DHS, St. Elizabeth’s, and Ezra Pound
In a speech on Wednesday Secretary Napolitano mentioned — mostly in passing – how the Department’s currently scattered state makes coordination a challenge. She told the Anti-Defamation League, “In a few years we will be headquartered in what is currently St. Elizabeth’s Hospital, which is going to be totally renovated and really converted into a lovely campus for the Department of Homeland Security with money that was contained in the stimulus bill that the Congress just passed.”
St. Elizabeth’s Hospital is the site of a long-time government insane asylum. The potential for mordant humor abounds and, no doubt, will be bountifully shared whenever the Department makes its move. Like an earthquake, mordant humor cannot be prevented but it might be mitigated. Response is often non-productive and full recovery is very difficult.
St. Elizabeth’s was the long-time home of the poet Ezra Pound. Born in Idaho and raised in Philadelphia, he relocated to Europe following the First World War, eventually settling in Rapallo, Italy. During World War II Pound authored a series of pro-Mussolini, anti-Semitic, and anti-communist radio broadcasts and newpaper articles. After the Allied victory he was charged with treason. Pound’s lawyers mounted a successful insanity defense and he was committed to St. Elizabeth’s, where he lived from 1946-1958.

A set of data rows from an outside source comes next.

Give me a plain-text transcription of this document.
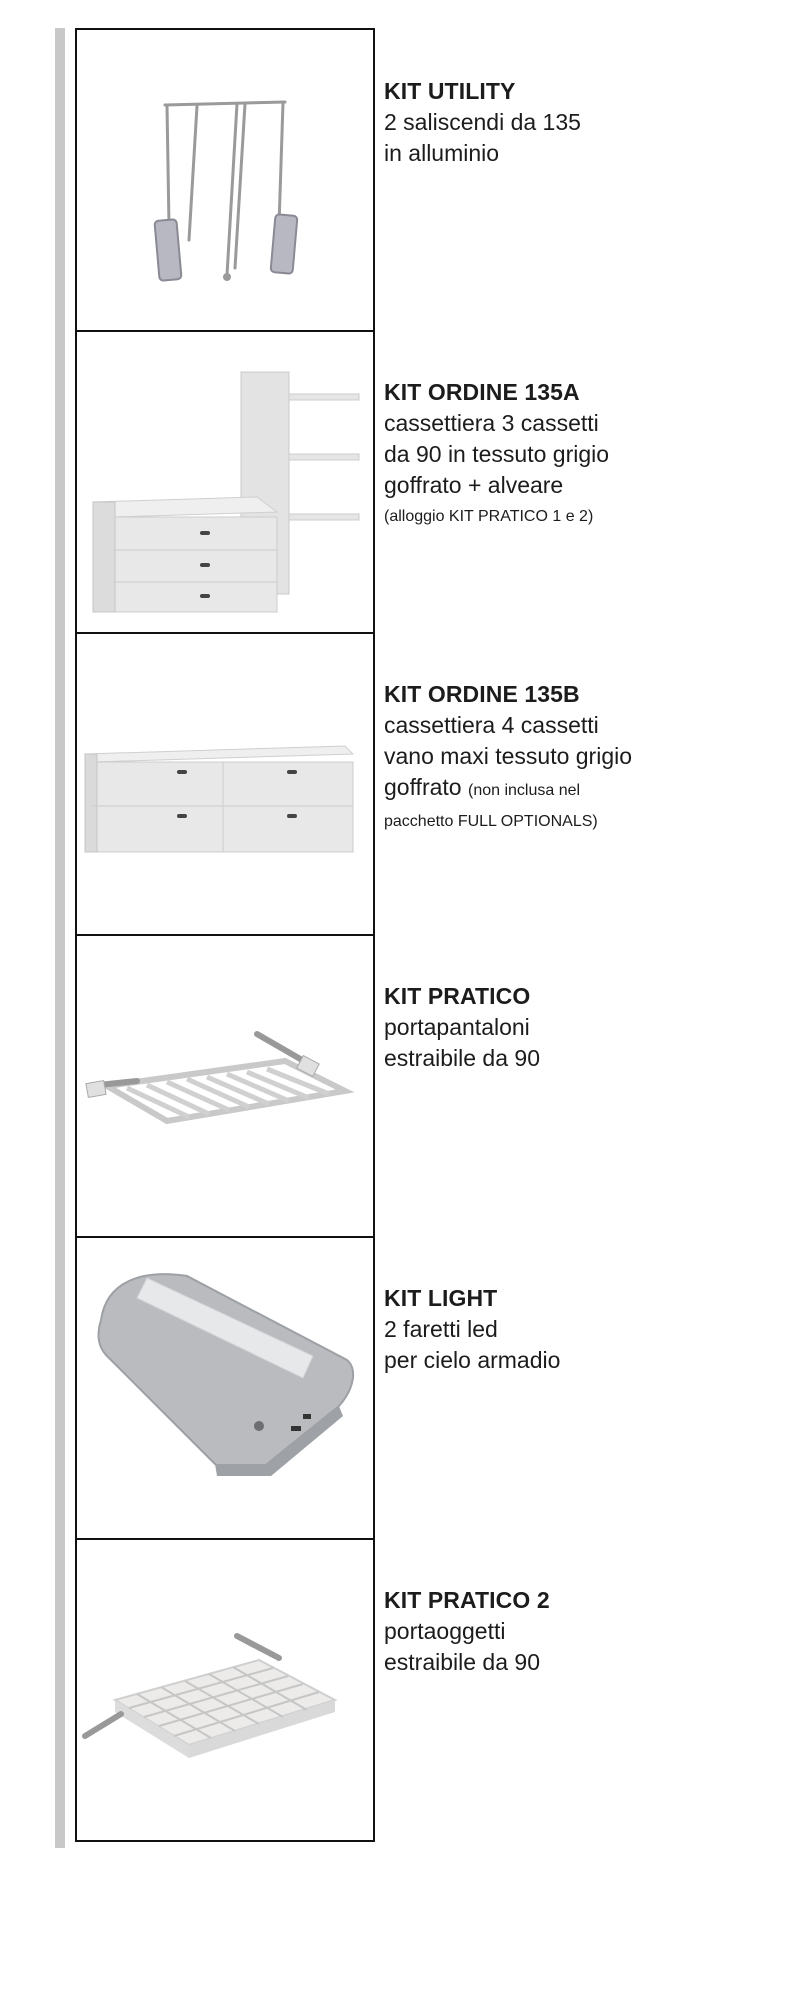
KIT UTILITY
2 saliscendi da 135
in alluminio
KIT ORDINE 135A
cassettiera 3 cassetti
da 90 in tessuto grigio
goffrato + alveare
(alloggio KIT PRATICO 1 e 2)
KIT ORDINE 135B
cassettiera 4 cassetti
vano maxi tessuto grigio
goffrato (non inclusa nel
pacchetto FULL OPTIONALS)
KIT PRATICO
portapantaloni
estraibile da 90
KIT LIGHT
2 faretti led
per cielo armadio
KIT PRATICO 2
portaoggetti
estraibile da 90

While living at St. Elizabeth’s, Ezra Pound continued to write, including perhaps:
What thou lovest well remains,
the rest is dross
What thou lov’st well shall not be reft from thee
What thou lov’st well is thy true heritage
Whose world, or mine or theirs
or is it of none?
First came the seen, then thus the palpable
Elysium, though it were in the halls of hell,
What thou lovest well is thy true heritage
What thou lov’st well shall not be reft from thee
(From CANTO LXXXI)
During his twelve years at St. Elizabeth’s Pound hosted many of the best poets of the Twentieth Century, including Robert Lowell, Charles Olson, William Carlos Williams, and Elizabeth Bishop, who wrote Visits to St. Elizabeth’s as a memoir. While Pound was in residence, Southeast Washington D.C. became a veritable poetic Lourdes.

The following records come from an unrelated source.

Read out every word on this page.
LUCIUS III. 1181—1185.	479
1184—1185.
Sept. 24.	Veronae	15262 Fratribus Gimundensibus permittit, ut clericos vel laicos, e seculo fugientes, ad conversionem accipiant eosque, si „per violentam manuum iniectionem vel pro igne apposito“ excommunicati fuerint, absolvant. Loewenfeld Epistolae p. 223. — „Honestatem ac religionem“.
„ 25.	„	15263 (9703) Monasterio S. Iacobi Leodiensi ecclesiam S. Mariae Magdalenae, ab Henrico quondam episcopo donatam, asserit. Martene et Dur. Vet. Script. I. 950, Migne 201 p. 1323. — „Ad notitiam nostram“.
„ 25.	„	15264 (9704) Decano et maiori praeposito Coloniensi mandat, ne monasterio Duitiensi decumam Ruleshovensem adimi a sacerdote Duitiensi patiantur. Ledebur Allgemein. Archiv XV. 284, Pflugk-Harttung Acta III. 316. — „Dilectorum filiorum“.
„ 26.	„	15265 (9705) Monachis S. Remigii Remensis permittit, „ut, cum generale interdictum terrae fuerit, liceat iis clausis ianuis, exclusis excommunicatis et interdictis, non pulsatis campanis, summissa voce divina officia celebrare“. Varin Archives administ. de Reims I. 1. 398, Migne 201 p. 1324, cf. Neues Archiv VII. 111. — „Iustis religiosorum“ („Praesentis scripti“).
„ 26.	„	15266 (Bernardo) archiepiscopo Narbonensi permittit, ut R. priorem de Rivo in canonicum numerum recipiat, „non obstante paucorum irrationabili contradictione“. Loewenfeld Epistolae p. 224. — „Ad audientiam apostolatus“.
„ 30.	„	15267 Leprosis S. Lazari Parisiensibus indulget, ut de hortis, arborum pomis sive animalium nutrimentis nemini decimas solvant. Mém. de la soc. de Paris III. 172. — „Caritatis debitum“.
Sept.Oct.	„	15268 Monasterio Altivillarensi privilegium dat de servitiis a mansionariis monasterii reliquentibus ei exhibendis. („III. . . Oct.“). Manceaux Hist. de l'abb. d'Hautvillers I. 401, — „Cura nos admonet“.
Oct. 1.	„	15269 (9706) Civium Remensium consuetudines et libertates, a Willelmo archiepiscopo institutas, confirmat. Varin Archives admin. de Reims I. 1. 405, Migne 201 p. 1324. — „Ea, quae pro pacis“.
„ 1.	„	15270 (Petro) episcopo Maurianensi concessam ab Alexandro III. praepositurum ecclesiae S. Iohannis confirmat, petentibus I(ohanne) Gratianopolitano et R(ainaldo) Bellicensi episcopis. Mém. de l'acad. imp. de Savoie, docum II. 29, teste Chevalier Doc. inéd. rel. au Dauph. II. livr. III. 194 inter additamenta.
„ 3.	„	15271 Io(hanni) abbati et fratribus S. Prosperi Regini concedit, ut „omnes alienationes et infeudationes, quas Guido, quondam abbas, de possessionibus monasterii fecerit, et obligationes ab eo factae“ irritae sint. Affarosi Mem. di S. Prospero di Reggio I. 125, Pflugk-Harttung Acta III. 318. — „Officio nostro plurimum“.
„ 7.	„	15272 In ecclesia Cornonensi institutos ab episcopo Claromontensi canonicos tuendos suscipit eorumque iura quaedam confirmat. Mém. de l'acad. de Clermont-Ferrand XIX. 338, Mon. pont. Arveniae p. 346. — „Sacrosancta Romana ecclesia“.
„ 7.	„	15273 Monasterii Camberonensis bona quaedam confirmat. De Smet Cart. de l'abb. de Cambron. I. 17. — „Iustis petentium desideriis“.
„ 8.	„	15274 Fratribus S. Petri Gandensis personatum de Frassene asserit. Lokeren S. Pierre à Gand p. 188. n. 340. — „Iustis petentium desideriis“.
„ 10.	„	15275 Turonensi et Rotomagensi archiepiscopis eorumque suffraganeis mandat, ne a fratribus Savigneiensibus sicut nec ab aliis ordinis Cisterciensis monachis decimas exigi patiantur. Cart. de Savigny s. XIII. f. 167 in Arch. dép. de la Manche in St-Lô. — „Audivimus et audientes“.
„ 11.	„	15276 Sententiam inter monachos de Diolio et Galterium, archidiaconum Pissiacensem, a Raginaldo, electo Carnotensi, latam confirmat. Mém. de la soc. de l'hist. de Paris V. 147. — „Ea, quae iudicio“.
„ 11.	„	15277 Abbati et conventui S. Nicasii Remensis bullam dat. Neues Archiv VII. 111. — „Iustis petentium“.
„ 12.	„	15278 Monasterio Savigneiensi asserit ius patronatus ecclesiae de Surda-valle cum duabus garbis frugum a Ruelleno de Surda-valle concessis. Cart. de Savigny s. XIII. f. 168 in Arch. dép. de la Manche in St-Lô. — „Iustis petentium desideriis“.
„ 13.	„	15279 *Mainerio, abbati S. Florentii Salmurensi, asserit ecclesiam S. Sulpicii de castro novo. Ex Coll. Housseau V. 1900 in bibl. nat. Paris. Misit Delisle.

Claiming this poetic legacy would be an effective humor mitigation device. Each DHS meeting should begin with poetic verse. Congressional reports could be written as sonnets. Oral testimony might become ad hoc poetry slams. Could intelligence reports be so carefully crafted as to be nominated for literary recognition? The Poet Laureate would finally be recognized for his/her contribution to national resilience. How about awarding DHS employees an annual Ezra Pound Prize for Unconventional Thinking?
Certainly such a strategy would reduce gratuitious zings about the insane asylum. I was glad to see that Philip Mudd fully qualifies for membership in the Professional Organization of English Majors (P.O.E.M.). He is clearly the man to lead this mitigation mission.